[Beignet] [PATCH] revise built-in function "shuffle"
Zhigang Gong
zhigang.gong at linux.intel.com
Wed Jul 24 01:00:22 PDT 2013
On Wed, Jul 24, 2013 at 07:34:07AM +0000, Xing, Homer wrote:
> Yes, 3-component argument is not required by OpenCL spec.
>
> I have discussed this issue with Yang Rong in today's noon. We think 3-component argument can help the user.
>
> Anyway, please feel free to simply delete 3-component version code if you like.
I will delete it. But just want to clarify, this is not a personal like or dislike.
Add a new API which is not in the spec need a some extra efforts.

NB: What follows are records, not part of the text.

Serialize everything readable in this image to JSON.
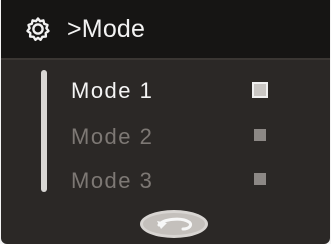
{
  "header": {
    "title": ">Mode",
    "icon": "gear-icon"
  },
  "menu": {
    "items": [
      {
        "label": "Mode 1",
        "selected": true
      },
      {
        "label": "Mode 2",
        "selected": false
      },
      {
        "label": "Mode 3",
        "selected": false
      }
    ]
  },
  "footer": {
    "back_icon": "return-arrow-icon"
  },
  "colors": {
    "background": "#2b2826",
    "header": "#161514",
    "text_selected": "#f4f4f4",
    "text_dim": "#7d7874"
  }
}
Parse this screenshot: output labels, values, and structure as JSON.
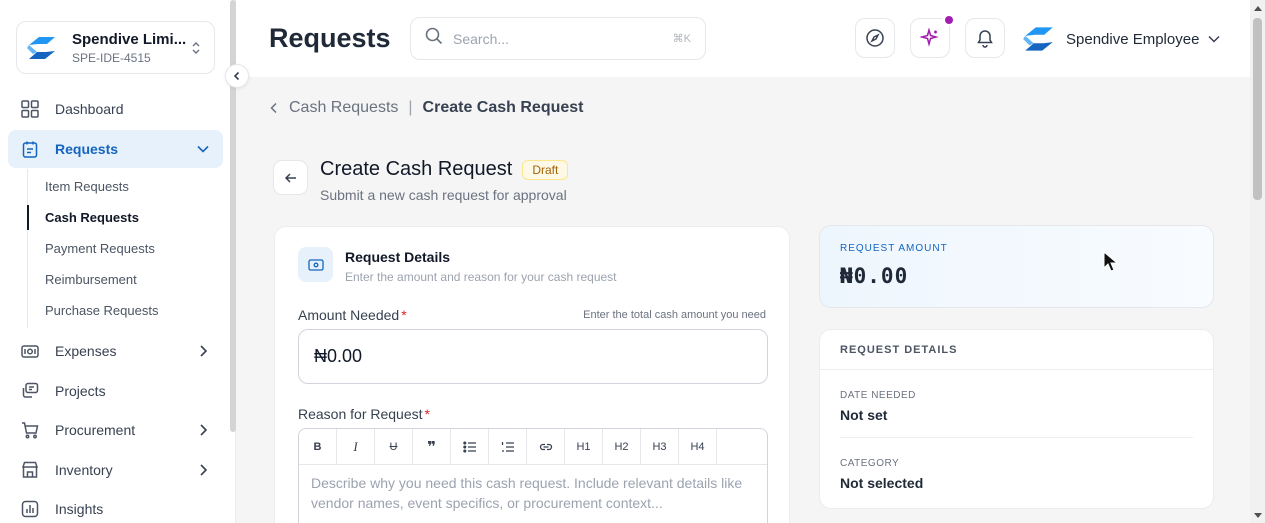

You can't just
simply add it into the header file.
You need to define an extension, and give the user application a chance to check
this extension and thus the user application could use this new API when it find
the extension exist, otherwise the user application could choose the APIs in the
spec to achieve the same function.
If you don't do the above things, you just simply introduce a non-portable API
which is really useless for any serious Open CL developers.
And back to this API itself, I don't think it worths to add an extension for this
new API.
>
> -----Original Message-----
> From: Zhigang Gong [mailto:zhigang.gong at linux.intel.com]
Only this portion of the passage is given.